Site information
- Type: Military airfield
- Controlled by: United States Army Air Forces

Location
- Coordinates: 36°51′44.31″N 009°55′47.06″E﻿ / ﻿36.8623083°N 9.9297389°E

Site history
- Built: prior to 1942
- In use: 1942-1944

= Djedeida Airfield =

Abandoned World War II military airfield in Tunisia

Djedeida Airfield is an airfield in Tunisia, located approximately 10 km east-northeast of El Battan, and 30 km west of Tunis. The airfield was built prior to 1942 and used by the German Luftwaffe. It was raided by elements of the US 1st battalion of the 1st Armored Regiment on 25 November 1942, but the US forces were forced to withdraw due to lack of infantry support. It continued operations under the Germans until seized by the American II Corps on 8 May 1943. After being repaired by Army engineers, it was used by the United States Army Air Force Twelfth Air Force during the North African Campaign.

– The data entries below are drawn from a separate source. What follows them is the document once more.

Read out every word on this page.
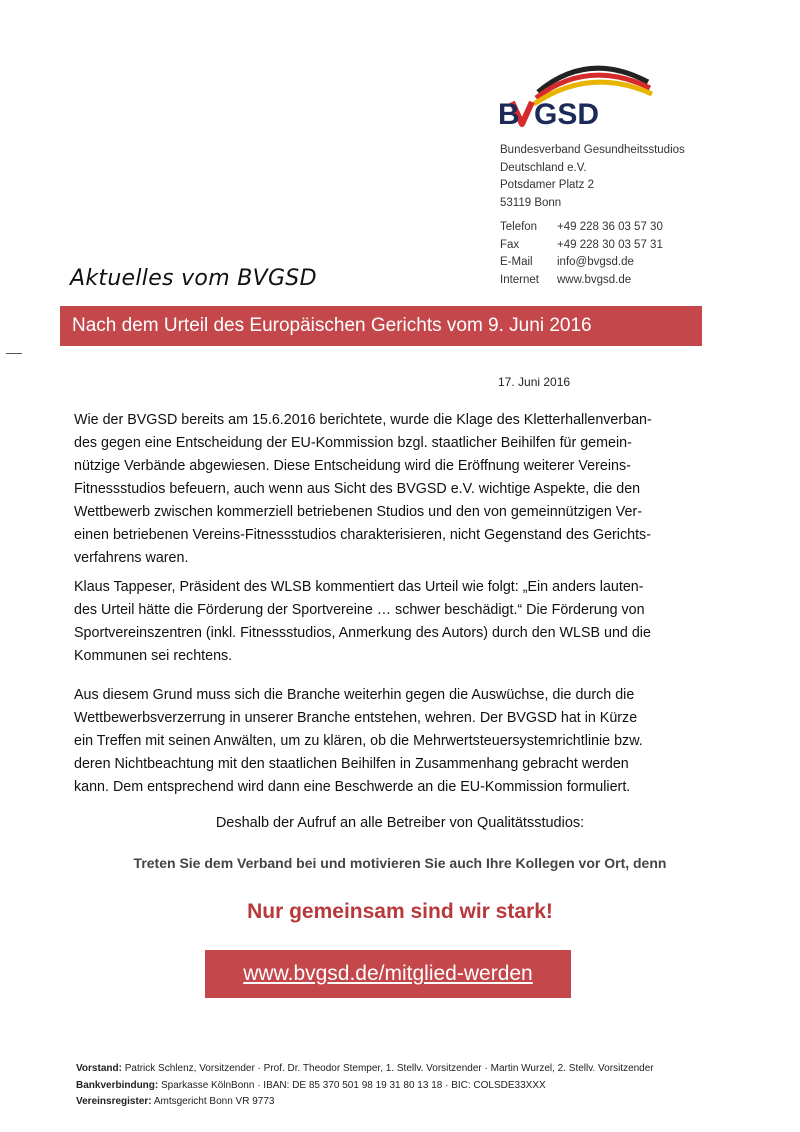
B GSD
Bundesverband Gesundheitsstudios
Deutschland e.V.
Potsdamer Platz 2
53119 Bonn
Telefon	+49 228 36 03 57 30
Fax	+49 228 30 03 57 31
E-Mail	info@bvgsd.de
Internet	www.bvgsd.de
Aktuelles vom BVGSD
Nach dem Urteil des Europäischen Gerichts vom 9. Juni 2016
17. Juni 2016
Wie der BVGSD bereits am 15.6.2016 berichtete, wurde die Klage des Kletterhallenverban-
des gegen eine Entscheidung der EU-Kommission bzgl. staatlicher Beihilfen für gemein-
nützige Verbände abgewiesen. Diese Entscheidung wird die Eröffnung weiterer Vereins-
Fitnessstudios befeuern, auch wenn aus Sicht des BVGSD e.V. wichtige Aspekte, die den
Wettbewerb zwischen kommerziell betriebenen Studios und den von gemeinnützigen Ver-
einen betriebenen Vereins-Fitnessstudios charakterisieren, nicht Gegenstand des Gerichts-
verfahrens waren.
Klaus Tappeser, Präsident des WLSB kommentiert das Urteil wie folgt: „Ein anders lauten-
des Urteil hätte die Förderung der Sportvereine … schwer beschädigt.“ Die Förderung von
Sportvereinszentren (inkl. Fitnessstudios, Anmerkung des Autors) durch den WLSB und die
Kommunen sei rechtens.
Aus diesem Grund muss sich die Branche weiterhin gegen die Auswüchse, die durch die
Wettbewerbsverzerrung in unserer Branche entstehen, wehren. Der BVGSD hat in Kürze
ein Treffen mit seinen Anwälten, um zu klären, ob die Mehrwertsteuersystemrichtlinie bzw.
deren Nichtbeachtung mit den staatlichen Beihilfen in Zusammenhang gebracht werden
kann. Dem entsprechend wird dann eine Beschwerde an die EU-Kommission formuliert.
Deshalb der Aufruf an alle Betreiber von Qualitätsstudios:
Treten Sie dem Verband bei und motivieren Sie auch Ihre Kollegen vor Ort, denn
Nur gemeinsam sind wir stark!
www.bvgsd.de/mitglied-werden
Vorstand: Patrick Schlenz, Vorsitzender · Prof. Dr. Theodor Stemper, 1. Stellv. Vorsitzender · Martin Wurzel, 2. Stellv. Vorsitzender
Bankverbindung: Sparkasse KölnBonn · IBAN: DE 85 370 501 98 19 31 80 13 18 · BIC: COLSDE33XXX
Vereinsregister: Amtsgericht Bonn VR 9773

Units known to be assigned to the facility were:

- 17th Bombardment Group, 23 June-1 November 1943, Martin B-26 Marauder
- 319th Bombardment Group, 26 June-1 November 1943, B-26 Marauder
- 27th Fighter Squadron, (1st Fighter Group), 1–29 November 1943, Lockheed P-38 Lightning
- 71st Fighter Squadron, (1st Fighter Group), 31 October-29 November 1943, P-38 Lightning
- 94th Fighter Squadron, (1st Fighter Group), 1–29 November 1943, P-38 Lightning

When the fighters moved out at the end of November, the airfield became a servicing depot of Air Technical Service Command until the end of January 1944 when the Americans left the area. Today in aerial imagery, the airfield looks almost like it did in 1943. The runway, although deteriorated, along with all of the taxiways and aircraft hardstands are very much in evidence. It is unclear what the current use of the facility is.